The assumption that native hardware FP64 is the irreducible foundation of scientific computing is being directly challenged in a new paper on arXiv. Authored by Satoshi Matsuoka, the preprint titled "FP8 is All You Need (Part 1): Debunking Hardware FP64 as the HPC Holy Grail (June 13th version)" argues that on AI-optimized GPUs of the NVIDIA B300 generation and beyond, FP8 tensor throughput has grown to multiple PFLOPS while native FP64 throughput has collapsed to approximately 1.3 TFLOPS. The paper claims this shift is not just survivable but preferable: the FP8 tensor-core matrix-multiply can serve as the sole computational primitive for double-precision scientific computing.
The Ozaki Scheme II and FP8 Composition
According to the paper, every canonical kernel in scientific computing—dense and sparse linear algebra, spectral transforms, stencils—along with every application composing them, can be reduced via the Ozaki Scheme II to sequences of FP8 matrix operations. The Ozaki Scheme II relies on the Chinese Remainder Theorem to maintain accuracy. The only non-FP8 arithmetic involved is a bounded, fixed-width integer accumulation at reconstruction. This approach demotes native FP64 from a hardware requirement to a derived accuracy guarantee obtained by composition over the FP8 primitive.
Five-Layer Hierarchy and the TME Model
Matsuoka organizes the claim as a five-layer hierarchy: the FP8 op, Ozaki II, the basic kernels or Berkeley "dwarfs", composite solvers, and full applications. Because the dwarf taxonomy already spans scientific computing, the paper establishes the claim by exhibiting the reduction for every dwarf rather than a sample. The claim is falsifiable, and the paper builds an instrument to test it: a Tensor-Memory Equilibrium (TME) model that extends the Roofline model with emulation parameters designated as alpha, beta, and gamma.
The TME model identifies register-level fusion as the mechanism that keeps emulation memory-bound. It projects recovered FP64 performance across NVIDIA's B300 and Rubin architectures against an H100 baseline. The model could have returned a negative verdict, but according to the paper, it passes across the dwarfs and their compositions. This is the analytical half of a two-part program, with a follow-on implementation to validate the thesis on real silicon.
Implications for Enterprise HPC
For enterprise technology decision-makers evaluating high-performance computing investments, the paper suggests that hardware roadmaps favoring FP8 over FP64 may not compromise scientific accuracy. The breakdown of FP64 throughput on AI-optimized GPUs (as low as ~1.3 TFLOPS on B300) compared to FP8 throughput (multiple PFLOPS) means that relying on native FP64 could become a bottleneck. The Ozaki Scheme II offers a mathematical guarantee that FP8-based computation can match double-precision results, assuming the proposed composition is implemented efficiently.

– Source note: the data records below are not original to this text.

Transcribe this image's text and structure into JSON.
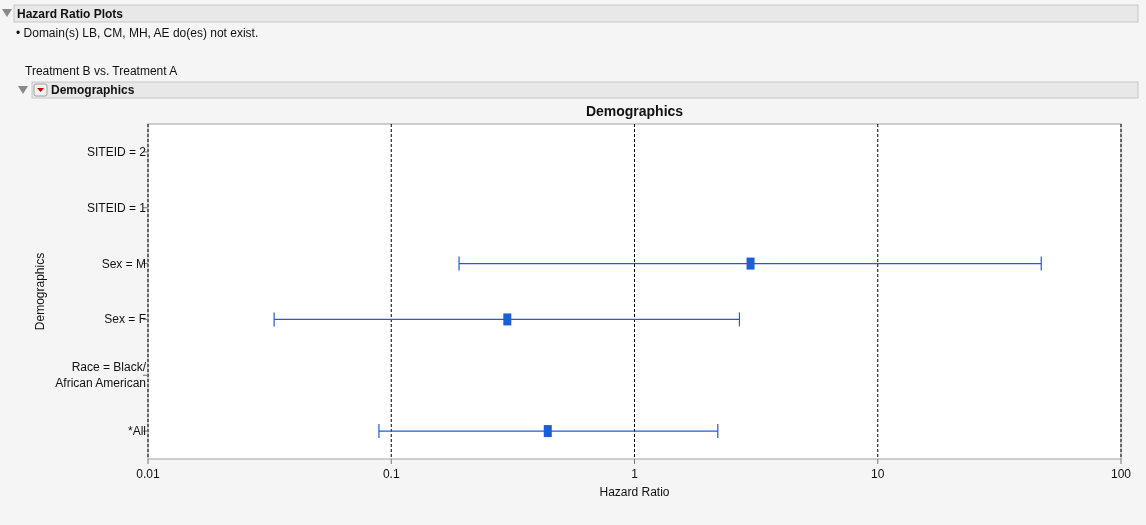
{
  "chart_data": {
    "type": "scatter",
    "title": "Demographics",
    "xlabel": "Hazard Ratio",
    "ylabel": "Demographics",
    "annotations": [
      "Hazard Ratio Plots",
      "• Domain(s) LB, CM, MH, AE do(es) not exist.",
      "Treatment B vs. Treatment A",
      "Demographics"
    ],
    "orientation": "horizontal",
    "categories": [
      "SITEID = 2",
      "SITEID = 1",
      "Sex = M",
      "Sex = F",
      "Race = Black/ African American",
      "*All"
    ],
    "color": "#1a5fd6",
    "values": [
      null,
      null,
      3.0,
      0.3,
      null,
      0.44
    ],
    "errors": [
      null,
      null,
      [
        0.19,
        47
      ],
      [
        0.033,
        2.7
      ],
      null,
      [
        0.089,
        2.2
      ]
    ],
    "log": "x",
    "xlim": [
      0.01,
      100
    ],
    "xticks": [
      0.01,
      0.1,
      1,
      10,
      100
    ],
    "grid": "x",
    "line_style": "dashed",
    "marker": "square"
  }
}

| Metric | NVIDIA B300 FP64 | NVIDIA B300 FP8 |
|---|---|---|
| Throughput | ~1.3 TFLOPS | Multiple PFLOPS |
| Role in HPC | Traditional requirement | Proposed primitive via Ozaki II |
While the paper is analytical and awaits hardware validation, it provides a framework for CTOs to reassess the necessity of FP64-capable hardware in their HPC clusters. The TME model's ability to project performance across architectures (B300, Rubin, H100 baseline) offers a tool for procurement planning.
Matsuoka's work is part of a broader trend in which AI-driven hardware optimizations are reshaping scientific computing. The paper's five-layer hierarchy and the TME model are designed to be extensible, and the author invites the community to test the claims once the follow-on implementation is released. For now, the preprint serves as a provocation: native FP64 may no longer be the holy grail of HPC, and FP8, with the right algorithmic scaffolding, could be all you need.